On Mother’s Day, 2011, the youth organization Kids vs. Global Warming
organized the “iMatter March” of young people in 160 communities in 45
countries, including the United States, Russia, Brazil, New Zealand,
and Great Britain. Concurrently, the Atmospheric Trust Litigation
Project brought suits and petitions on behalf of young people in all
50 U.S. states to require the federal and state governments to fulfill
their obligation to protect the atmosphere as a common property.
Speaking to one of the rallies, 16-year-old Alec Loorz, founder of
Kids v. Global Warming and lead plaintiff in the Federal lawsuit,
said:

Today, I and other fellow young people are suing the government, for
handing over our future to unjust fossil fuel industries, and ignoring
the right of our children to inherit the planet that has sustained all
of civilization. The government has a legal responsibility to protect
the future for our children. So we are demanding that they recognize
the atmosphere as a commons that needs to be preserved, and commit to
a plan to reduce emissions to a safe level.

Loorz concluded: “The plaintiffs and petitioners on all the cases are
young people. We are standing up for our future.”

A trustee has “an active duty of vigilance to ‘prevent decay or waste’
to the asset,” according to University of Oregon law professor Mary
Christina Wood, whose new book Nature’s Trust: Environmental Law for a
New Age lays out the legal basis for the suits. “Waste” means
“permanently damage.” If the asset is wasted in the interest of one
generation of beneficiaries over future generations, it is in effect
an act of “generational theft.”

Although so far the courts have turned down most of these atmospheric
public trust suits, the decisions are being appealed. On October 3,
2013, the Supreme Court of Alaska became the first state supreme court
to hear such an appeal.

A global climate insurgency

Compelling as the logic of the atmospheric public trust argument may
be, it is easy to imagine that many U.S. courts will refuse to force
governments to meet such obligations. In a brief to dismiss the Kansas
suit, lawyers called the claim “a child’s wish for a better world,”
which is not something a court can do much about.

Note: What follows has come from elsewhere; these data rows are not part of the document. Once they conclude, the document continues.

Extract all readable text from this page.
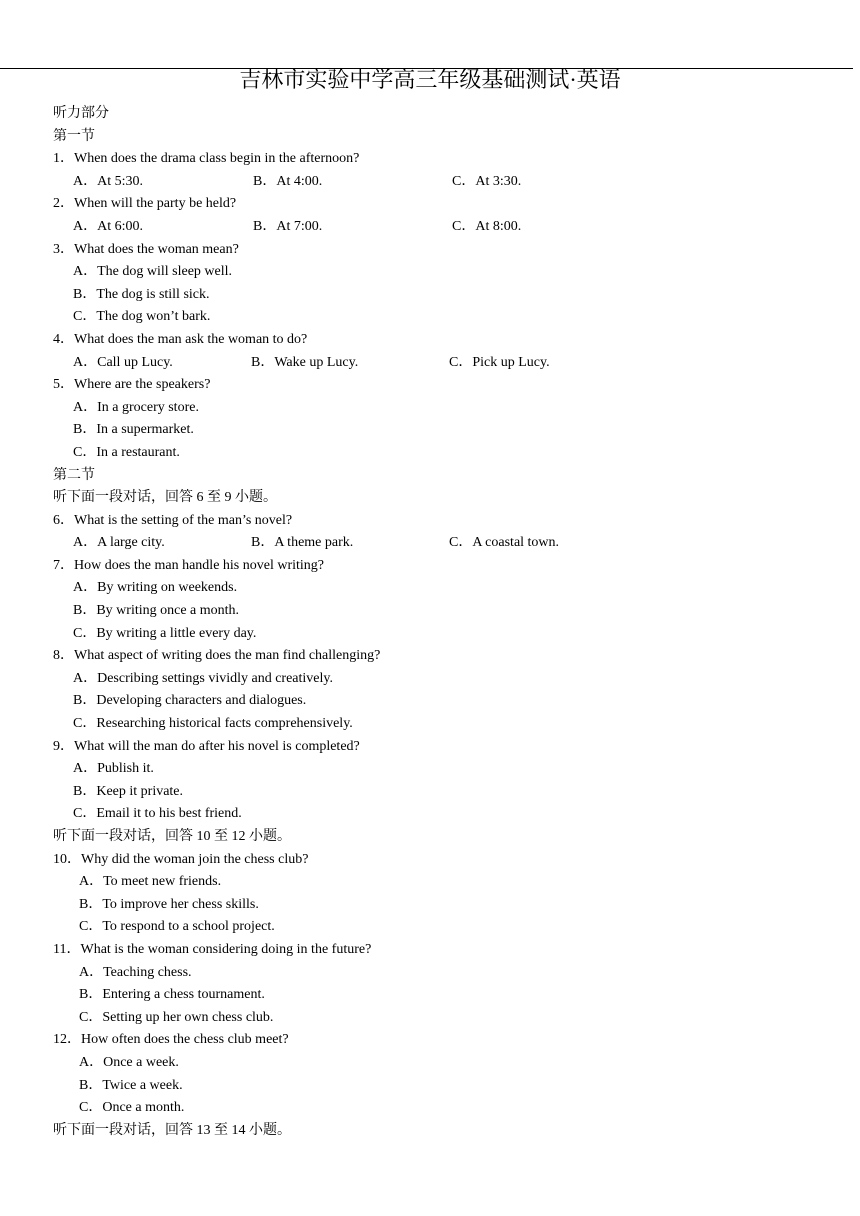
吉林市实验中学高三年级基础测试·英语
听力部分
第一节
1．When does the drama class begin in the afternoon?
A．At 5:30.	B．At 4:00.	C．At 3:30.
2．When will the party be held?
A．At 6:00.	B．At 7:00.	C．At 8:00.
3．What does the woman mean?
A．The dog will sleep well.
B．The dog is still sick.
C．The dog won’t bark.
4．What does the man ask the woman to do?
A．Call up Lucy.	B．Wake up Lucy.	C．Pick up Lucy.
5．Where are the speakers?
A．In a grocery store.
B．In a supermarket.
C．In a restaurant.
第二节
听下面一段对话，回答 6 至 9 小题。
6．What is the setting of the man’s novel?
A．A large city.	B．A theme park.	C．A coastal town.
7．How does the man handle his novel writing?
A．By writing on weekends.
B．By writing once a month.
C．By writing a little every day.
8．What aspect of writing does the man find challenging?
A．Describing settings vividly and creatively.
B．Developing characters and dialogues.
C．Researching historical facts comprehensively.
9．What will the man do after his novel is completed?
A．Publish it.
B．Keep it private.
C．Email it to his best friend.
听下面一段对话，回答 10 至 12 小题。
10．Why did the woman join the chess club?
A．To meet new friends.
B．To improve her chess skills.
C．To respond to a school project.
11．What is the woman considering doing in the future?
A．Teaching chess.
B．Entering a chess tournament.
C．Setting up her own chess club.
12．How often does the chess club meet?
A．Once a week.
B．Twice a week.
C．Once a month.
听下面一段对话，回答 13 至 14 小题。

The sad fact is that virtually all the governments on earth — and
their legal systems — are deeply corrupted by the very forces that
gain from destroying the global commons. They exercise illegitimate
power without regard to their obligations to those they claim to
represent, let alone to the common rights beneficiaries of other lands
and future generations to whom they also owe “the highest duty of
care.”

But protecting the atmosphere is not just a matter for governments.
Indeed, it is the failure of governments to protect the public trust
that is currently prompting the climate-protection movement to turn to
mass civil disobedience. Looked at from the perspective of the public
trust doctrine, these actions are far from lawless. Indeed, they
embody the effort of people around the world to assert their right and
responsibility to protect the public trust. They represent people
stepping in to provide law enforcement where corrupt and illegitimate
governments have failed to meet their responsibility to do so.

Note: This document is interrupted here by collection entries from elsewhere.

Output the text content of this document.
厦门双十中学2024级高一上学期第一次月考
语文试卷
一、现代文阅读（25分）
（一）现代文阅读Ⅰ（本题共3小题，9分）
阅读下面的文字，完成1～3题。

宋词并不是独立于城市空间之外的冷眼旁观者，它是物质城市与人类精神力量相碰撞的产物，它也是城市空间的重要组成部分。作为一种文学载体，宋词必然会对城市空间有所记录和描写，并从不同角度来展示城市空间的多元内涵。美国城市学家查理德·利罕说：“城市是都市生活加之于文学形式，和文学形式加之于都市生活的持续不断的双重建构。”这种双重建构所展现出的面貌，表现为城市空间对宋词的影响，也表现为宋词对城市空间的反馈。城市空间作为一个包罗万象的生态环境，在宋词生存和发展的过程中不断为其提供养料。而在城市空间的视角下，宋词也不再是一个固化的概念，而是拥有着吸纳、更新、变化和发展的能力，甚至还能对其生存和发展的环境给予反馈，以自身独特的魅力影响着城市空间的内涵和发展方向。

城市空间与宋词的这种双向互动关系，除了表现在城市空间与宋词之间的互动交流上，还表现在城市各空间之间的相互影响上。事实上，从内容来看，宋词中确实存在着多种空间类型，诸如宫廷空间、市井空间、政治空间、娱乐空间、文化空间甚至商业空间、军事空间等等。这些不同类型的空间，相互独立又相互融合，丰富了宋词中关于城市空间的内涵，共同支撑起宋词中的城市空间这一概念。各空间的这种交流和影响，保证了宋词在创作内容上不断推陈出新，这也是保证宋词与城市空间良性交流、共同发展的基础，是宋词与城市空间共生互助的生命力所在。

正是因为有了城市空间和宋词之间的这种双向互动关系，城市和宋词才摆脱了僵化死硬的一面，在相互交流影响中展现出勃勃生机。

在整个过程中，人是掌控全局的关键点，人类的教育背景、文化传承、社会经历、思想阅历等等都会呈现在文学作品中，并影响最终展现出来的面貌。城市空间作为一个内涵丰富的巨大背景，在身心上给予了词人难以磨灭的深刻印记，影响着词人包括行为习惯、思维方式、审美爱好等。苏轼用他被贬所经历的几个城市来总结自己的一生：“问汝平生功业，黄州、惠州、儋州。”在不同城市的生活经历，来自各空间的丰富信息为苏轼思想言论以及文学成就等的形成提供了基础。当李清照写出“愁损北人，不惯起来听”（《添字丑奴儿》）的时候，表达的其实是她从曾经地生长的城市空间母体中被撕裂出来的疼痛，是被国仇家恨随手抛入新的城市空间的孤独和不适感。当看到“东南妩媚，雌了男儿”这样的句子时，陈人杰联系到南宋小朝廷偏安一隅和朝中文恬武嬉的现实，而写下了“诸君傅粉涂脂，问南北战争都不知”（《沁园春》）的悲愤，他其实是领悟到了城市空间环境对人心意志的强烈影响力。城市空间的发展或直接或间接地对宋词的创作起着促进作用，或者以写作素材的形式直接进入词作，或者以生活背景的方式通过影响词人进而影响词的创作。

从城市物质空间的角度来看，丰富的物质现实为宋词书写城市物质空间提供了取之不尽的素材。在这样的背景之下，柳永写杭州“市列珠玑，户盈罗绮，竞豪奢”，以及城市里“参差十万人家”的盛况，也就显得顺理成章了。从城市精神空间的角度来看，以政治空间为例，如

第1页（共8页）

When the climate protection movement uses nonviolent direct action to
protect the public trust, it is often confronted by government
officials acting under color of law to perpetuate climate destruction.
The Arctic 30 were held at gunpoint, for example, and charged with
piracy. Russian Prime Minister Dmitry Medvedev said, “Concern for the
environment must not cover up unlawful actions.” A law-enforcing
climate insurgency will answer: Concern for oil company profits must
not cover up unlawful government complicity in destroying the
atmospheric public trust.

Jeremy Brecher is co-founder and core team member of the Labor Network
for Sustainability. He is the author of more than a dozen books on
labor and social movements and has received five regional Emmy awards
for his documentary film work. An updated edition of his labor history
Strike! (PM Press 2014) will include a new chapter on the working
class mini-revolts of the 21st century.